La pêche durable pourra-t-elle durer ?
Quand on achète du poisson, on entend parfois parler de pêche durable. On devine bien qu’il doit s’agir plus ou moins de respect de l’environnement, mais bien souvent, on ignore les détails.
Techniquement, une pêche durable est une pêche qui, sur le long terme, ne remet pas en cause la pérennité des espèces de poissons pêchées. En la matière, l’Union européenne avait fixé un but : atteindre 100% de pêche durable pour 2020. Il faut dire qu’on partait de loin, puisqu’en 2000, la part de poisson débarqué en France et issu d’une pêche durable n’était que de 18%.
En 2022, le poisson français était pour 56% issu d’une pêche durable. On voit donc que d’un côté on est loin du compte par rapport aux objectifs communautaires. Mais si on veut voir le verre à moitié plein, on peut constater que la situation s’est grandement améliorée en une vingtaine d’années.
Des chiffres qui stagnent globalement
Alors, une bonne ou une mauvaise nouvelle ? La balance penche, hélas, du mauvais côté. Tout simplement parce que les calculs se font par rapport à un « rendement maximum durable », c’est-à-dire la quantité maximum de poissons que l’on peut pêcher sans mettre en péril le renouvellement de l’espèce sur le long terme. Ce RMD est calculé par les scientifiques sur la base de mesures et d’observations du milieu, et ce, pour chaque espèce.
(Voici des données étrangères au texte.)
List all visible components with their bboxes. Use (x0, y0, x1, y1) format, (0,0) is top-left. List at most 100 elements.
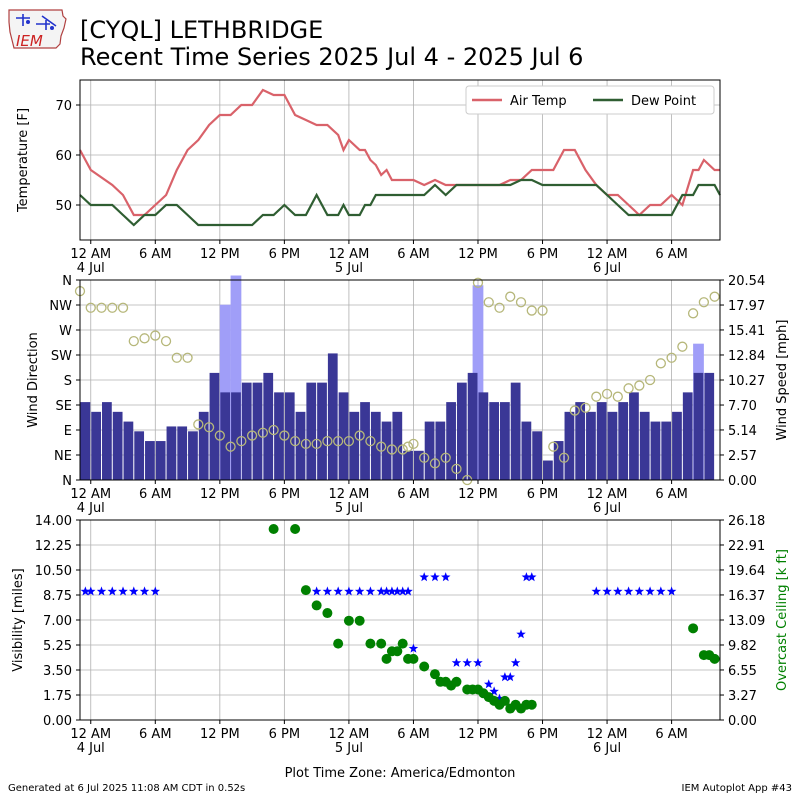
visibility-point-19 (403, 586, 413, 596)
visibility-late-point-1 (602, 586, 612, 596)
wind-direction-point-53 (634, 380, 645, 391)
vis-y2tick-label-7: 22.91 (728, 539, 765, 554)
visibility-late-point-2 (613, 586, 623, 596)
ceiling-point-0 (268, 524, 279, 535)
wind-speed-bar-24 (338, 392, 349, 480)
temp-xtick-label-2: 12 PM (200, 247, 240, 262)
visibility-point-11 (344, 586, 354, 596)
ceiling-point-7 (354, 615, 365, 626)
wind-y2tick-label-3: 7.70 (728, 399, 757, 414)
wind-direction-point-19 (279, 430, 290, 441)
visibility-point-32 (510, 657, 521, 667)
visibility-point-13 (365, 586, 376, 596)
wind-speed-bar-10 (188, 431, 198, 480)
wind-speed-bar-5 (134, 431, 145, 480)
wind-speed-bar-1 (91, 411, 102, 480)
temp-xtick-label-6: 12 PM (458, 247, 498, 262)
wind-speed-bar-42 (532, 431, 543, 480)
wind-direction-point-30 (397, 444, 408, 455)
vis-ytick-label-5: 8.75 (43, 589, 72, 604)
wind-y2label: Wind Speed [mph] (775, 320, 790, 441)
wind-direction-point-20 (289, 435, 301, 447)
wind-direction-point-7 (150, 330, 161, 341)
wind-speed-bar-55 (672, 411, 682, 480)
visibility-late-point-0 (591, 586, 602, 596)
wind-speed-bar-26 (360, 402, 370, 480)
vis-y2tick-label-5: 16.37 (728, 589, 765, 604)
wind-y2tick-label-8: 20.54 (728, 274, 765, 289)
wind-direction-point-14 (225, 441, 236, 452)
wind-direction-point-51 (612, 391, 623, 402)
ceiling-point-4 (322, 608, 333, 619)
wind-direction-point-48 (580, 402, 591, 413)
wind-y2tick-label-2: 5.14 (728, 424, 757, 439)
wind-direction-point-44 (537, 305, 548, 316)
wind-direction-point-39 (483, 297, 494, 308)
wind-direction-point-31 (402, 441, 414, 452)
vis-ytick-label-4: 7.00 (43, 614, 72, 629)
wind-speed-bar-7 (155, 441, 166, 480)
wind-speed-bar-4 (123, 421, 134, 480)
ceiling-point-8 (365, 638, 376, 649)
wind-direction-point-4 (117, 302, 129, 313)
visibility-point-26 (473, 657, 483, 667)
wind-xtick-sublabel-8: 6 Jul (593, 501, 621, 516)
ceiling-point-2 (300, 585, 311, 596)
iem-logo: IEM (8, 9, 67, 50)
vis-ytick-label-7: 12.25 (35, 539, 72, 554)
vis-y2tick-label-3: 9.82 (728, 639, 757, 654)
visibility-point-28 (489, 686, 499, 696)
wind-direction-point-35 (440, 452, 451, 463)
wind-y2tick-label-1: 2.57 (728, 449, 757, 464)
visibility-point-4 (118, 586, 128, 596)
wind-speed-bar-8 (166, 426, 177, 480)
temp-xtick-sublabel-0: 4 Jul (77, 261, 105, 276)
wind-xtick-sublabel-0: 4 Jul (77, 501, 105, 516)
wind-speed-bar-40 (510, 382, 521, 480)
wind-speed-bar-18 (274, 392, 284, 480)
vis-xtick-label-0: 12 AM (70, 727, 111, 742)
wind-direction-point-28 (376, 441, 387, 452)
visibility-point-9 (322, 586, 333, 596)
vis-y2tick-label-1: 3.27 (728, 689, 757, 704)
wind-direction-point-32 (408, 438, 419, 450)
wind-direction-point-13 (214, 430, 225, 441)
temp-series-line-0 (79, 88, 720, 217)
visibility-point-30 (500, 672, 510, 682)
wind-speed-bar-53 (650, 421, 661, 480)
wind-speed-bar-43 (543, 460, 553, 480)
visibility-point-14 (376, 586, 386, 596)
wind-direction-point-55 (655, 358, 666, 369)
wind-speed-bar-20 (295, 411, 306, 480)
ceiling-point-21 (451, 676, 462, 687)
wind-speed-bar-44 (553, 441, 564, 480)
visibility-point-29 (494, 693, 505, 703)
wind-speed-bar-51 (629, 392, 639, 480)
visibility-point-22 (430, 572, 440, 582)
wind-ytick-label-4: S (64, 374, 72, 389)
vis-xtick-sublabel-4: 5 Jul (335, 741, 363, 756)
temp-xtick-label-5: 6 AM (397, 247, 430, 262)
wind-direction-point-50 (601, 388, 613, 400)
wind-speed-bar-32 (424, 421, 435, 480)
vis-ytick-label-6: 10.50 (35, 564, 72, 579)
logo-text: IEM (16, 32, 43, 50)
ceiling-point-9 (376, 638, 387, 649)
wind-speed-bar-12 (209, 372, 220, 480)
temp-xtick-label-8: 12 AM (587, 247, 628, 262)
visibility-point-10 (333, 586, 343, 596)
wind-direction-point-10 (182, 352, 193, 363)
wind-direction-point-12 (203, 422, 215, 433)
wind-speed-bar-9 (177, 426, 188, 480)
wind-speed-bar-36 (467, 372, 478, 480)
vis-y2tick-label-8: 26.18 (728, 514, 765, 529)
visibility-point-0 (80, 586, 91, 596)
wind-direction-point-17 (257, 427, 269, 438)
wind-gust-bar-2 (472, 285, 484, 480)
wind-speed-bar-31 (413, 450, 424, 480)
vis-ytick-label-8: 14.00 (35, 514, 72, 529)
temp-ytick-label-2: 70 (55, 99, 72, 114)
wind-direction-point-59 (698, 297, 710, 308)
vis-ytick-label-0: 0.00 (43, 714, 72, 729)
ceiling-point-16 (419, 661, 430, 672)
Or, on constate une forte diminution de certaines populations de poissons, en lien avec le réchauffement climatique. Après, l’enchainement est inéluctable : moins de poissons, donc moins de pêche respectant le RMD (plus de surpêche). Voilà pourquoi les chiffres de pêche durable stagnent depuis quelques années.
Des différences d’une mer à l’autre
Avec des observations contrastées : la situation est dramatique pour la Méditerranée, où l’eau se réchauffe plus vite (un tiers du poisson débarqué seulement est pêché durablement). Elle a tendance à se dégrader dans le golfe de Gascogne, tandis qu’elle s’améliore (lentement) en Manche et mer du Nord.
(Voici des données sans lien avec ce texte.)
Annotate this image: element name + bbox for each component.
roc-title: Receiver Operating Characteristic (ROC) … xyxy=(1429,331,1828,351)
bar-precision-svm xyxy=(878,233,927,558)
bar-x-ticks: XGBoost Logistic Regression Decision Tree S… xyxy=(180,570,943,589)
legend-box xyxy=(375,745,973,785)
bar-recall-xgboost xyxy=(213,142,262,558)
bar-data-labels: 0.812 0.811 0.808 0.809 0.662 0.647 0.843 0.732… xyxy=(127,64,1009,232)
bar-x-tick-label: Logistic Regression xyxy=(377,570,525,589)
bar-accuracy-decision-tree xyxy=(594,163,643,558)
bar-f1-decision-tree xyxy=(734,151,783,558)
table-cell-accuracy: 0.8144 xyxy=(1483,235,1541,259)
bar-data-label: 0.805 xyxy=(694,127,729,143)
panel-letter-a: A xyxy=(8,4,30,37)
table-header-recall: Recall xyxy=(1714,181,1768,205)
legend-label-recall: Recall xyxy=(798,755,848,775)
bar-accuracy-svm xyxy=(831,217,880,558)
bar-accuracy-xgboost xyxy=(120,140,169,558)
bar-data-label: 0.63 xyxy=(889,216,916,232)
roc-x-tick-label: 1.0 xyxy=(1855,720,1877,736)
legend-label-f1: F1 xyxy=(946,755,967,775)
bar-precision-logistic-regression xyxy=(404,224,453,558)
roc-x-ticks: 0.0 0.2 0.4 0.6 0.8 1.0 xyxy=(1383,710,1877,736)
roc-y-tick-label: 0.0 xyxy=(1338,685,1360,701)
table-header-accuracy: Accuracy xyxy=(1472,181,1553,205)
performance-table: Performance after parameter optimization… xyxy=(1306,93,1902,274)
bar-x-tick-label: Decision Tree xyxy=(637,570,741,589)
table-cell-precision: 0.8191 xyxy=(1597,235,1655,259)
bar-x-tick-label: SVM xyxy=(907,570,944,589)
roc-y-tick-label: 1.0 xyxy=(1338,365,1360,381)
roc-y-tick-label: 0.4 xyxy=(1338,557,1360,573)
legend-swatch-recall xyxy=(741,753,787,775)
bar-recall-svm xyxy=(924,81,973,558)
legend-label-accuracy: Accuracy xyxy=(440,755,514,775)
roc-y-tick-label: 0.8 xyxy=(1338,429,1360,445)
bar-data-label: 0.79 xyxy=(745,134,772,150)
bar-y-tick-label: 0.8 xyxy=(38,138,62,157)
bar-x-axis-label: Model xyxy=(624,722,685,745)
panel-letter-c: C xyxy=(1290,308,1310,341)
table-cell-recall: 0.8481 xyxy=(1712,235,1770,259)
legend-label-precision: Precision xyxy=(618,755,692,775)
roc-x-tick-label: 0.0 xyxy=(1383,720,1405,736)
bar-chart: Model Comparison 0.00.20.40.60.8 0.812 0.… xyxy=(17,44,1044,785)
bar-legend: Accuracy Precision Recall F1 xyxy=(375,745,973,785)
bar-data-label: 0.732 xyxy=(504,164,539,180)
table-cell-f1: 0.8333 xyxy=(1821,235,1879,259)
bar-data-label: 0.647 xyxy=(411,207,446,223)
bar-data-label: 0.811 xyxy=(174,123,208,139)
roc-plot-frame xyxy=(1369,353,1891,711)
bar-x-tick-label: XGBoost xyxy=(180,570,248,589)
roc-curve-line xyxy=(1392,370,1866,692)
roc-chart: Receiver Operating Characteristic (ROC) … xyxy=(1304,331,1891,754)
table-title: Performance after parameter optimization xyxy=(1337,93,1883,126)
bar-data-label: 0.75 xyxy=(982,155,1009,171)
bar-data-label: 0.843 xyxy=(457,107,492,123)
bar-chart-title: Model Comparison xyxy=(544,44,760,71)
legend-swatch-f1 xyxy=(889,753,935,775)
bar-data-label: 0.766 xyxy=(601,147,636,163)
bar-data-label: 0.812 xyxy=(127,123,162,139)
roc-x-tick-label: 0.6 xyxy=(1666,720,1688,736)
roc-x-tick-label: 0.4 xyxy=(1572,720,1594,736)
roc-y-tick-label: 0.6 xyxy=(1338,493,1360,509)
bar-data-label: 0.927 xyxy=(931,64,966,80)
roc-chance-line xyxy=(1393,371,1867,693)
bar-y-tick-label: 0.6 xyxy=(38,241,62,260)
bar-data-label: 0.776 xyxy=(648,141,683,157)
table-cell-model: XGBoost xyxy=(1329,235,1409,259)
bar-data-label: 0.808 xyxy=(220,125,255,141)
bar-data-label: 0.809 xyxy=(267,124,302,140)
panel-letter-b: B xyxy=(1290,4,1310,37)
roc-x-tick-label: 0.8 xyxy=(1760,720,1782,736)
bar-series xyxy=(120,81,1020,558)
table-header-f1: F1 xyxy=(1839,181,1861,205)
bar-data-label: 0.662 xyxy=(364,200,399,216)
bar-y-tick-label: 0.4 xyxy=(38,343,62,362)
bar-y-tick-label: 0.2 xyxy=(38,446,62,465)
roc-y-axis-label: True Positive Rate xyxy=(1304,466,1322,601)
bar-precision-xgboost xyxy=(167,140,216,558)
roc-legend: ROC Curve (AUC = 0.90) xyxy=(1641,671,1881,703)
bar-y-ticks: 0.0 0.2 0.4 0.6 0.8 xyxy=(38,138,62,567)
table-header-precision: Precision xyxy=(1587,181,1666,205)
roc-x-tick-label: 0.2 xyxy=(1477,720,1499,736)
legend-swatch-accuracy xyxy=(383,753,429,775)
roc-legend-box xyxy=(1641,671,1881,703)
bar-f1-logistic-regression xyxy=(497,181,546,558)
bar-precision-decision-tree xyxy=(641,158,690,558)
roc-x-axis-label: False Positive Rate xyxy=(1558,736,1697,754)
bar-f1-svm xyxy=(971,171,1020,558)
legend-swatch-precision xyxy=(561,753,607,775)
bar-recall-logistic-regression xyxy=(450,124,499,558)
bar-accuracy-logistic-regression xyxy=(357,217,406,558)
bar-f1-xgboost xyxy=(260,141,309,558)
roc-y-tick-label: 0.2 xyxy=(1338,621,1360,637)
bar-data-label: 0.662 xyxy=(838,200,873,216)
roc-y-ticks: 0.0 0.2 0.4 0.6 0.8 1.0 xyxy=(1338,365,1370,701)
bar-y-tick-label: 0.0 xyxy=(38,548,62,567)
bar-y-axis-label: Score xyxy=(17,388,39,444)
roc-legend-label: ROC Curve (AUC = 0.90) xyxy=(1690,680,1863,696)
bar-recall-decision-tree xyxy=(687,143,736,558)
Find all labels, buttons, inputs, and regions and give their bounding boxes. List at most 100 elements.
Or, explique une scientifique, si on veut que la pêche soit vraiment durable, il faut non seulement atteindre l’objectif fixé par l’Union européenne de 100% de poissons pêchés au RMD, mais aussi s’y tenir, puisque tout ce qui est pêché au-delà de ce RMD appauvrit la ressource et de ce fait diminue le RMD en obligeant à revoir les calculs à la baisse.
Un écolabel « pêche durable »
De leur côté, les professionnels français du secteur ont bien compris le danger, qui est tout simplement le risque de disparition totale, à terme, de la filière pêche. Ils ont créé un écolabel « Pêche durable » qui garantit, avec un logo bien visible pour le consommateur, que le produit proposé répond à différents critères.
Pour obtenir ce label, les entreprises concernées, qu’elles soient de pêche ou de commercialisation, s’engagent :
– à ce que l’activité de pêche n’impacte pas de manière significative l’écosystème, que ce soit l’espèce pêchée ou d’autres espèces ;
– à ce que l’activité ait un impact limité sur l’environnement : réduire l’énergie fossile, améliorer la gestion des déchets et la prévention des pollutions ;
– à ce que les conditions de vie et de travail à bord des navires soient satisfaisantes ;
– à ce que les produits écolabellisés aient un niveau de fraicheur élevé.
Cela sera-t-il au final suffisant pour sauver la ressource en poisson sauvage et donc la pêche ? Pour répondre à cette question, rendez-vous dans 5 ou 10 ans à la poissonnerie.